Following initial implementation of a national policy for male circumcision in 2008, the Swaziland MOH was interested in understanding the implications of focusing VMMC services on specific age groups and, more specifically, the varying demand among different age groups. An in-depth modeling application of the DMPPT 2.0 in 2013 and 2014 helped the MOH incorporate updated, evidence-based targets into the Male Circumcision Strategic and Operational Plan for HIV Prevention, 2014–2018. After examining the results of six modeling scenarios, the MOH chose the following scale-up plan: scaling up to 50 percent coverage for newborns, 80 percent among males ages 10–29 and 55 percent among males ages 30–34. This plan was chosen with the intention of balancing cost, cost-effectiveness, impact and programmatic feasibility.

Today, the DMPPT 2.0 is helping priority countries track progress toward their goals, allowing stakeholders to generate targets, assess impacts to date and disaggregate coverage estimates by age and district. A web-based system has been developed and will update these calculations annually for ongoing monitoring and program planning, ultimately making them widely available to country stakeholders in a user-friendly format. This information also has proven critical to countries transitioning from scaling up VMMC to maintaining coverage levels and will continue to inform national strategies moving forward.

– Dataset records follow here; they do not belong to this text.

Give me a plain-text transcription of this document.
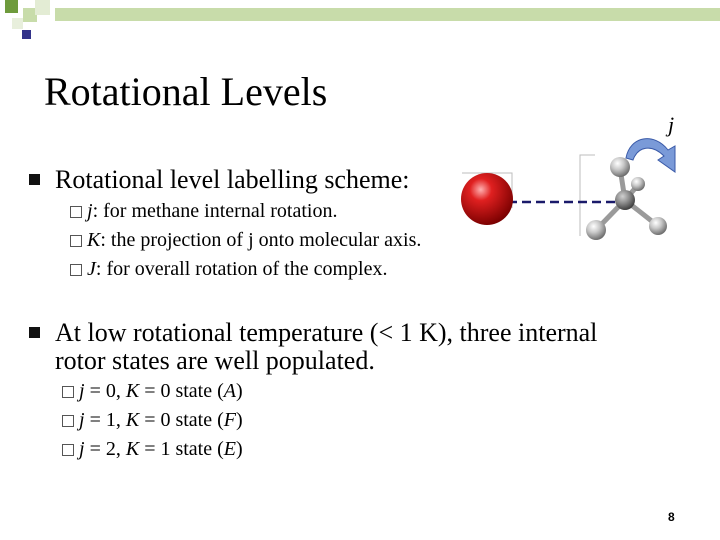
Rotational Levels
Rotational level labelling scheme:
j: for methane internal rotation.
K: the projection of j onto molecular axis.
J: for overall rotation of the complex.
At low rotational temperature (< 1 K), three internal
rotor states are well populated.
j = 0, K = 0 state (A)
j = 1, K = 0 state (F)
j = 2, K = 1 state (E)
j
8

DMPPT 2.0 was created under the USAID-funded Health Policy Project (HPP), which supported the first round of modeling applications in five countries: Malawi, South Africa, Swaziland, Tanzania and Uganda. The USAID-funded Project SOAR (Supporting Operational AIDS Research) supported application of the model in Kenya, Lesotho, Mozambique and Namibia, and it is also overseeing the conversion of the model into a web-based version.